Third, the system is physically specialized. Power delivery and cooling are not afterthoughts. A wafer-scale engine consuming tens of kilowatts requires custom liquid cooling and careful mechanical design. That affects data-center deployment, serviceability, supply chain, and cost.

Fourth, software maturity matters. GPUs have a massive ecosystem. Cerebras can hide some complexity behind frameworks and compiler tooling, but specialized hardware always needs specialized software work to reach high utilization. The best hardware idea in the world still needs kernels, compilers, debuggers, operators, and users.

Finally, ML models or algorithms might shift. Right now, autoregressive models are the most popular, but once a new class of algorithms like diffusion comes to dominate, the Cerebras WSE could lose a lot of its value.
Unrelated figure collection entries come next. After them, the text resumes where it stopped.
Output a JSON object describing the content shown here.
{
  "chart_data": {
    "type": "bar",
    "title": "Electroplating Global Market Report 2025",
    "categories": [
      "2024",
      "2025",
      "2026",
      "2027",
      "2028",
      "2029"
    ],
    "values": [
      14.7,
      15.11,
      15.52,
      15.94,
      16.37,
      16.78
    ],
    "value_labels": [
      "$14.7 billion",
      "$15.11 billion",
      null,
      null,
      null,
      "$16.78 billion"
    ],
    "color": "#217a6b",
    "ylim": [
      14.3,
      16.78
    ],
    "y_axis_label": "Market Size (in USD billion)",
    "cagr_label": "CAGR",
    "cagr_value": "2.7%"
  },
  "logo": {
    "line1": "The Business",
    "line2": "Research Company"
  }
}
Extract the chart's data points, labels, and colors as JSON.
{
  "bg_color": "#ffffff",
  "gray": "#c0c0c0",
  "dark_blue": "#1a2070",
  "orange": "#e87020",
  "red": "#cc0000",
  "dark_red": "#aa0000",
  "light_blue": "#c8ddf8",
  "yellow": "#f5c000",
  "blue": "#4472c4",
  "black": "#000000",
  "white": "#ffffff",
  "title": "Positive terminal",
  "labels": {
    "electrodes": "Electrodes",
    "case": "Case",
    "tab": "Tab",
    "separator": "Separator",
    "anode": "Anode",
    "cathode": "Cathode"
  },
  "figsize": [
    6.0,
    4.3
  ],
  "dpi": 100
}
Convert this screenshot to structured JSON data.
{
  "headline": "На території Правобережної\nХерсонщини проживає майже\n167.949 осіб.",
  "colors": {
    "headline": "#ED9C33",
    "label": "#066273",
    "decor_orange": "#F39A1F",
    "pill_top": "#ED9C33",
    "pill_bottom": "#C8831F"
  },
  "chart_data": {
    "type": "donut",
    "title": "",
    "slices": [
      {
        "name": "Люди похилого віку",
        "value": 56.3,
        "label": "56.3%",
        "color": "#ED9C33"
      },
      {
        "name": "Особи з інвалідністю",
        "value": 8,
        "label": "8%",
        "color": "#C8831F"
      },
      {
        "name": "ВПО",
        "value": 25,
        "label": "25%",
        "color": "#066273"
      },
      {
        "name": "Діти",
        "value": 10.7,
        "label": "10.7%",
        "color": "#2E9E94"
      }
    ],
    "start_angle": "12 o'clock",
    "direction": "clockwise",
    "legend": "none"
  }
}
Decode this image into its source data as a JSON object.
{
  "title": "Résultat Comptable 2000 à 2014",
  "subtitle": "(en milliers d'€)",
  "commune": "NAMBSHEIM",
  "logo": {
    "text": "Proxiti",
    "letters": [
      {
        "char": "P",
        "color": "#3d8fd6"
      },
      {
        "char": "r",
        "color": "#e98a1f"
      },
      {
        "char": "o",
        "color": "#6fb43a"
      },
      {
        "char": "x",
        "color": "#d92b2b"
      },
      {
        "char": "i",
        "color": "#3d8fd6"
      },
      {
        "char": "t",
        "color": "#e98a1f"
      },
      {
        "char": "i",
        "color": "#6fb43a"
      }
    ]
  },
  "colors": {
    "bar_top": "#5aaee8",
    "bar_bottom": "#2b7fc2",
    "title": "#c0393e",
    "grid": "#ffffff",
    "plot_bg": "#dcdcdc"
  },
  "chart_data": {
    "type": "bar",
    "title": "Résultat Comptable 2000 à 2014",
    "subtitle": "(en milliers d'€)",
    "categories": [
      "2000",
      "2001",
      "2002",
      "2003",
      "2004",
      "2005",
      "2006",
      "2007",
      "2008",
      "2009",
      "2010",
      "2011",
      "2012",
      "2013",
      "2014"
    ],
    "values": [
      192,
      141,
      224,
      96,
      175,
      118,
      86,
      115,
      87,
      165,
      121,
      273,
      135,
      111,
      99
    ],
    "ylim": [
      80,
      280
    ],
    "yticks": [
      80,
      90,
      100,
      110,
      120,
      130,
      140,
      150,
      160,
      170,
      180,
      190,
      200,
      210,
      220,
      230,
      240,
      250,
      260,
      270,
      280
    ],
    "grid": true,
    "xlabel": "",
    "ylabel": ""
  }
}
The likely future is not one architecture replacing all others. GPUs will remain central because they are flexible, available, and deeply supported. TPUs, Trainium, custom ASICs, and other accelerators will continue to compete for large-scale training and inference. Cerebras occupies a distinctive point in this landscape: a scale-up SRAM-rich machine designed to make some AI workloads feel like they run on one giant chip rather than a distributed cluster.

References

Cerebras Wafer-Scale Hardware Crushes..., SemiAnalysis.
Cerebras: Faster Tokens, Please, SemiAnalysis.
Cerebras CS-3 vs. NVIDIA DGX B200 Blackwell, Cerebras Blog.
S. Lie, "Cerebras Architecture Deep Dive: First Look Inside the Hardware/Software Co-Design for Deep Learning," IEEE Micro, vol. 43, no. 3, pp. 18–30, May–June 2023. doi: 10.1109/MM.2023.3256384.
S. Lie, "Wafer-Scale AI: GPU Impossible Performance," 2024 IEEE Hot Chips 36 Symposium (HCS), Stanford, CA, USA, 2024, pp. 1–71. doi: 10.1109/HCS61935.2024.10664673.
M. Ozkan, L. Pompa, M. S. B. Iqbal, Y. Chan, D. Morales, Z. Chen, H. Wang, L. Gao, and S. Hernandez Gonzalez, "Performance, efficiency, and cost analysis of wafer-scale AI accelerators vs. single-chip GPUs," Device, vol. 3, issue 10, 2025, 100834. doi: 10.1016/j.device.2025.100834.
Y. Kundu, M. Kaur, T. Wig, K. Kumar, P. Kumari, V. Puri, and M. Arora, "A comparison of the Cerebras wafer-scale integration technology with NVIDIA GPU-based systems for artificial intelligence," arXiv preprint arXiv:2503.11698, 2025.